The passport of the Toulouse Jew-killing jihadi, Mohammed Merah, showed that he visited Israel, Syria, Iraq and Jordan, a French newspaper reported. Robert Spencer suggests:
Maybe he was scouting out targets in his rage and hate against those whom the Qur'an designates as the worst enemies of the Muslims (5:82).
A former government minister observes below that it seems highly doubtful that Merah was paying his own way through the past few years: "too many arms, too many trips, too much money." So which Islamic group or country funded him? We want answers.
What is interesting is that the devout Muslim was on a US no-fly list. Something Muslim Brotherhood groups (i.e. CAIR) want very much to see an end to. Because, you know, no-fly lists are ....islamophobic.
"Toulouse shooting: Killer was on U.S. 'no-fly' list," from the Telegraph, March 22: (hat tip Jihadwatch)
Nationwide relief greeted the news that no police fatalities had been incurred in eliminating Mohammed Merah, 23, wanted in the killings of three French paratroopers, a rabbi and three children ages 4, 5, and 7 shot outside a Jewish school in Toulouse.But the authorities faced growing criticism that it should have prevented a killing spree by a known fundamentalist who was the US no-fly list and had attended an al-Qaeda training camp.
Jund al-Khilafah, an al-Qaeda front organisation claimed responsibility the shootings in a statement posted on jihadist websites.
"On ... March 19th, our brother Yousef the Frenchman carried out an operation that shook the foundations of the Zionist Crusaders ... and filled their hearts with terror," it wrote.
"We claim responsibility for these operations," it went on, adding that Israel's "crimes ... will not go unpunished."
Mr Merah admitted responsibility for the shootings during long talks with negotiators, expressing no remorse other than he had not killed more people.
The scooter-driving gunman filmed all his murders with a mini-camera, and can be heard shouting "Alluha [sic] Akbar" and "You killed my brothers, I kill you" in two of the shootings.
He told authorities he had been trained by Al-Qaeda on the Afghanistan-Pakistan border.Claude Guéant, the Interior minister admitted that he had been under surveillance "for several years", adding he had never "shown any sign of preparing criminal acts" at the outset of the seige.
Increasingly damning evidence suggested France was aware Mr Mehar posed a threat.
French intelligence had previously alerted security services in Spain that Mr Merah was planning to travel to the Costa Brava to attend a meeting of Islamist activists, suggesting they considered him dangerous.The warning said that he was probably on his way to attend a suspected Salafist congress.
The prosecutor said that he had been arrested by Afghan police in 2010 in Kandahar and handed over to US army troops, who put him on a flight back to France – a claim US military did not confirm on Thursday.
When questioned last November by French intelligence about his foreign journeys, Mr Mehar managed to palm off agents with photos, saying he had been on a "tourist trip".
Socialist Jean-Pierre Chevenement, a former defence and interior minister, said the killings were "a warning for services in charge of anti-terrorism", and questioned whether Mr Mehar was a "lone wolf", saying "too many arms, too many trips, too much money"....
His older brother, Abdelukar, 29, currently under arrest, had been in 2007 implicated in a Jihad network in Iraq but never charged.
Toulouse Jew-killing jihadist visited Israel Jihadwatch
Israel National News, March 23:Mohammed Merah, the terrorist who murdered seven people, including a rabbi and three young children, and who was killed by French security forces in Toulouse, visited Israel several years ago, it was reported Thursday.Channel 10 News reported that the reason for Merah’s visit to Israel is not entirely clear, but it is believed he came to gather intelligence for his attack.
The Channel 10 report was based on a comment made by an American officer serving in Afghanistan to the French newspaper Le Monde.
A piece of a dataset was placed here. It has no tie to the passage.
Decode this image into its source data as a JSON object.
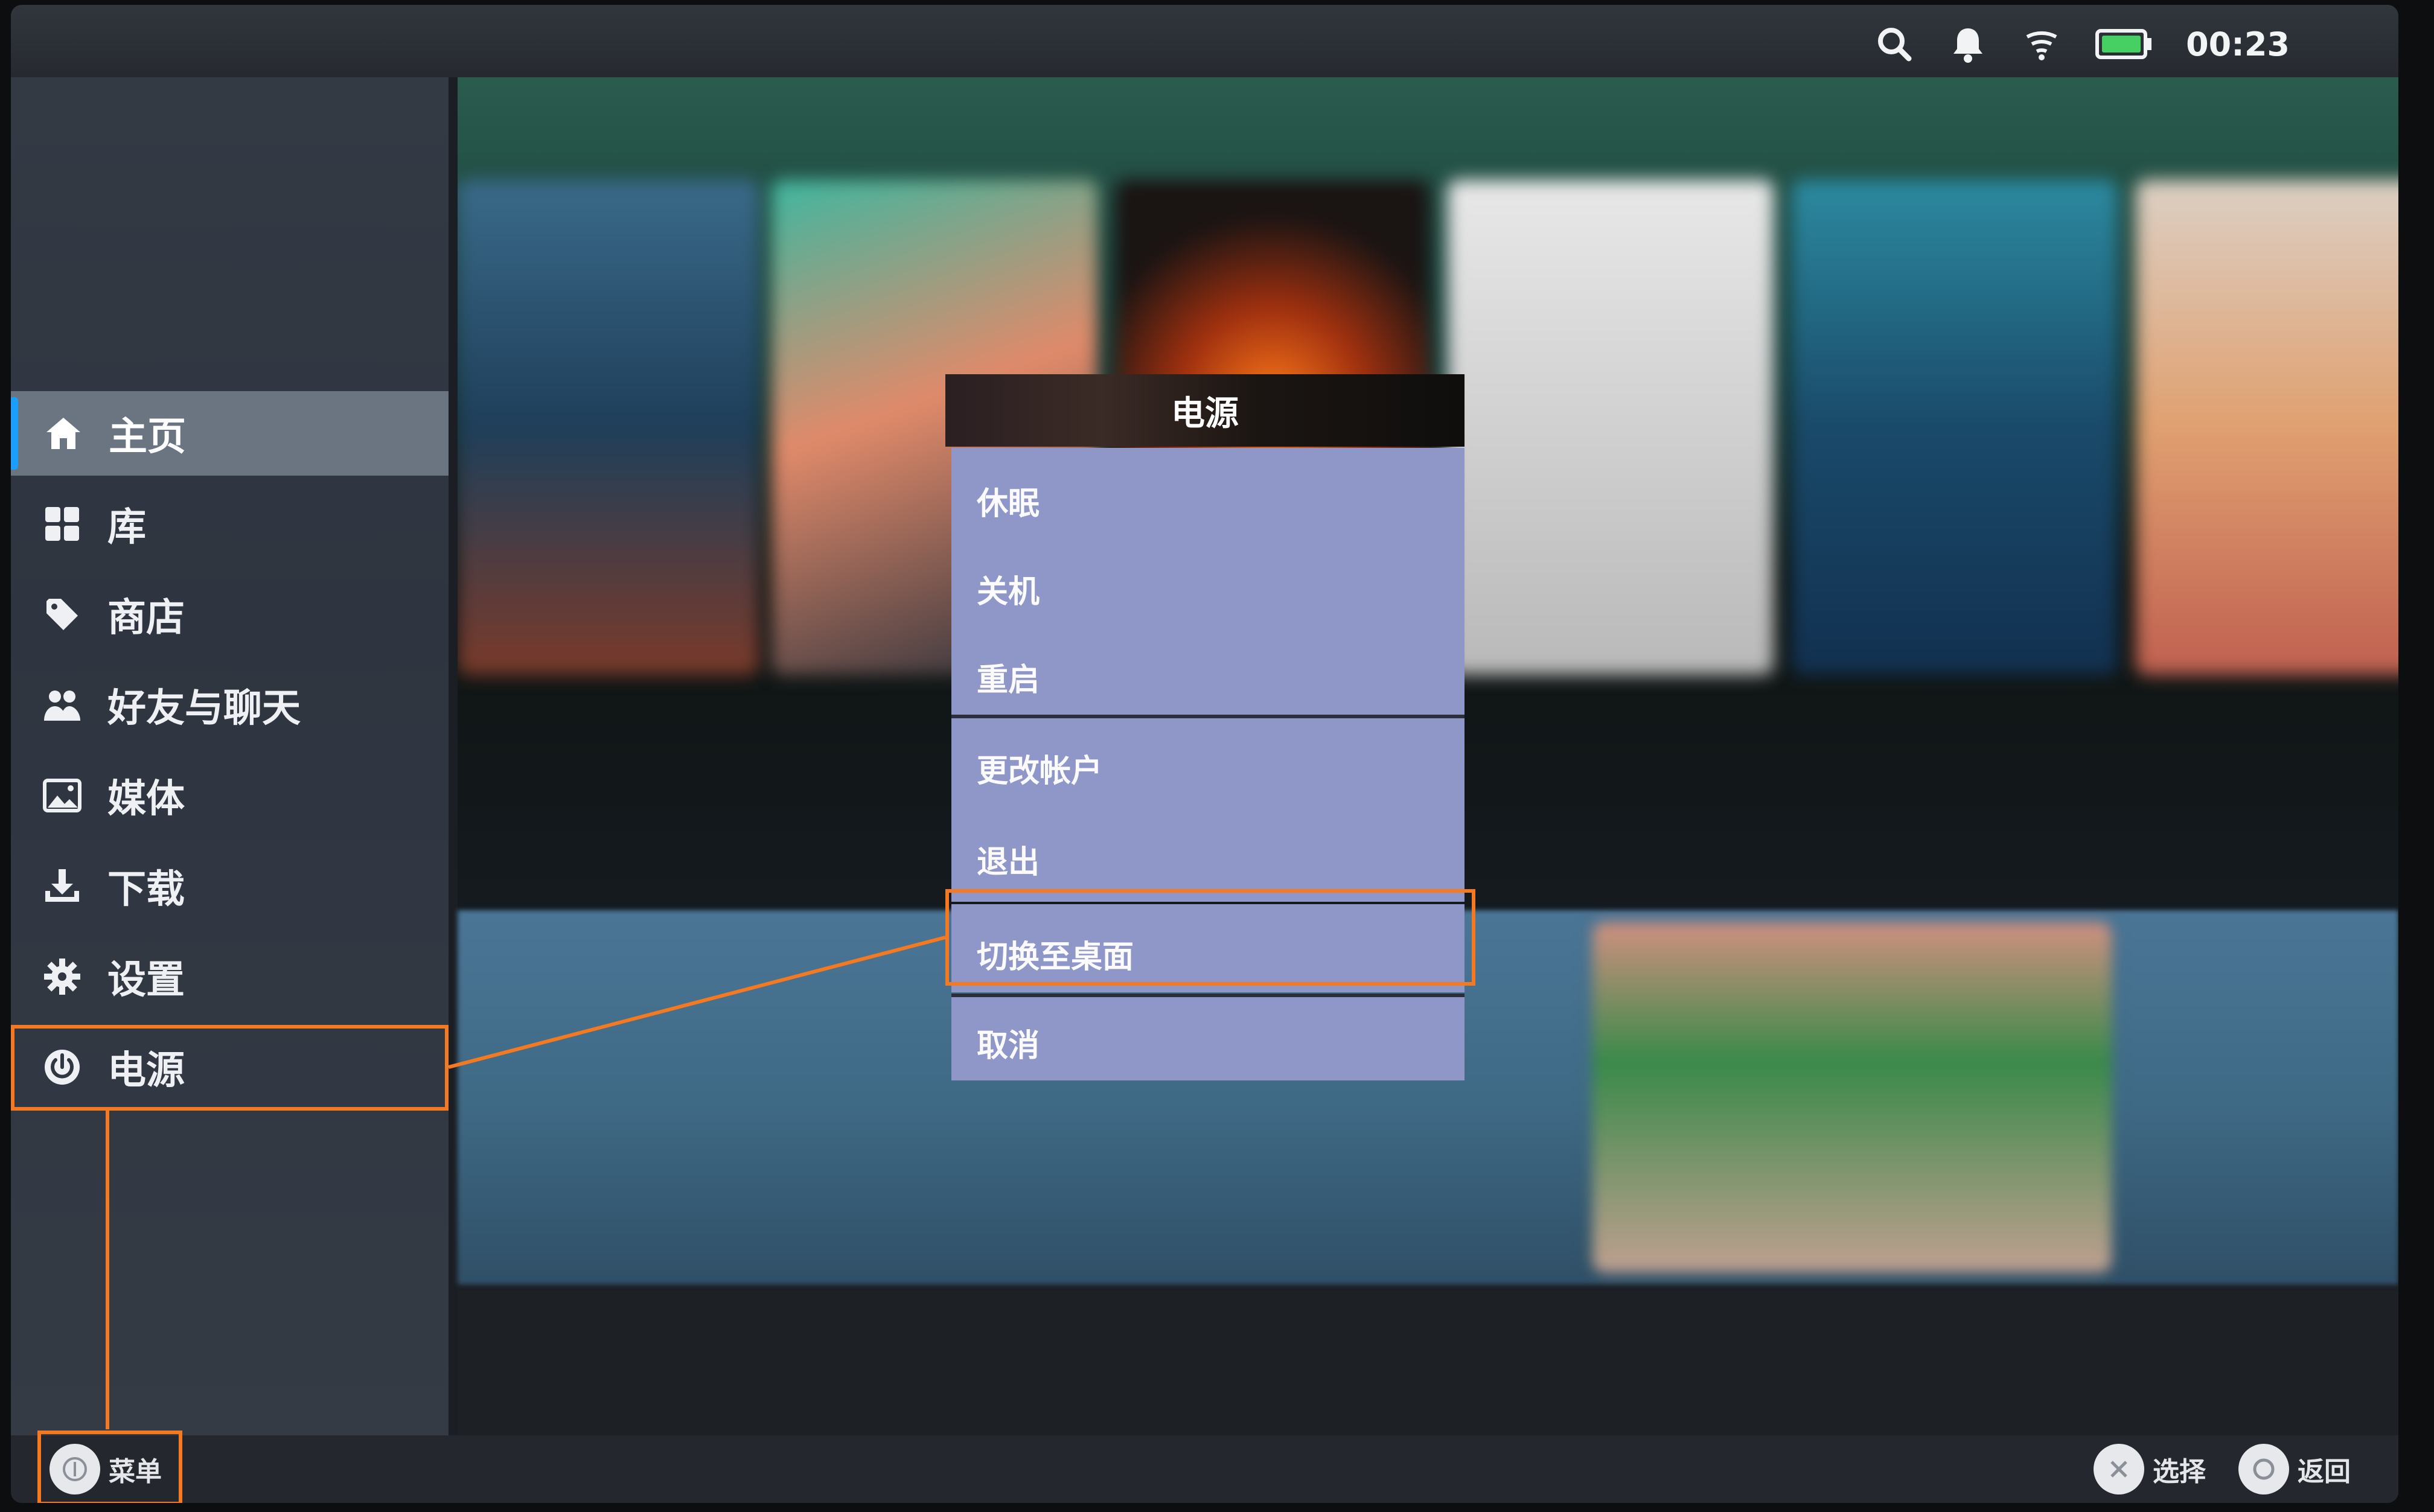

The officer told the newspaper that Merah’s passport had been stamped with entry to and exit from Israel.
However, the National Immigration Authority said on Thursday evening that an initial investigation found that Merah never visited Israel. Kol Yisrael radio reported that the National Immigration Authority said that the terrorist's name, as published in the media, was not found in the list of arrivals to Israel. The authority added that it is continuing to investigate the matter.
Channel 10 noted that there are conflicting reports about whether Merah was identified as an Al-Qaeda activist before 2010, which is when he allegedly visited Israel. The report noted that if he was indeed suspected to be an Al-Qaeda terrorist, then Israeli procedure would have called for him to be interrogated at the airport and to undergo a thorough security check.
It is unknown whether Merah was indeed interrogated or checked, the report said. The Israel Security Agency refused to comment on the issue and said that it was still being review reviewed....
Merah reportedly died when he was shot in the head as he leapt from his window trying to escape the oncoming police.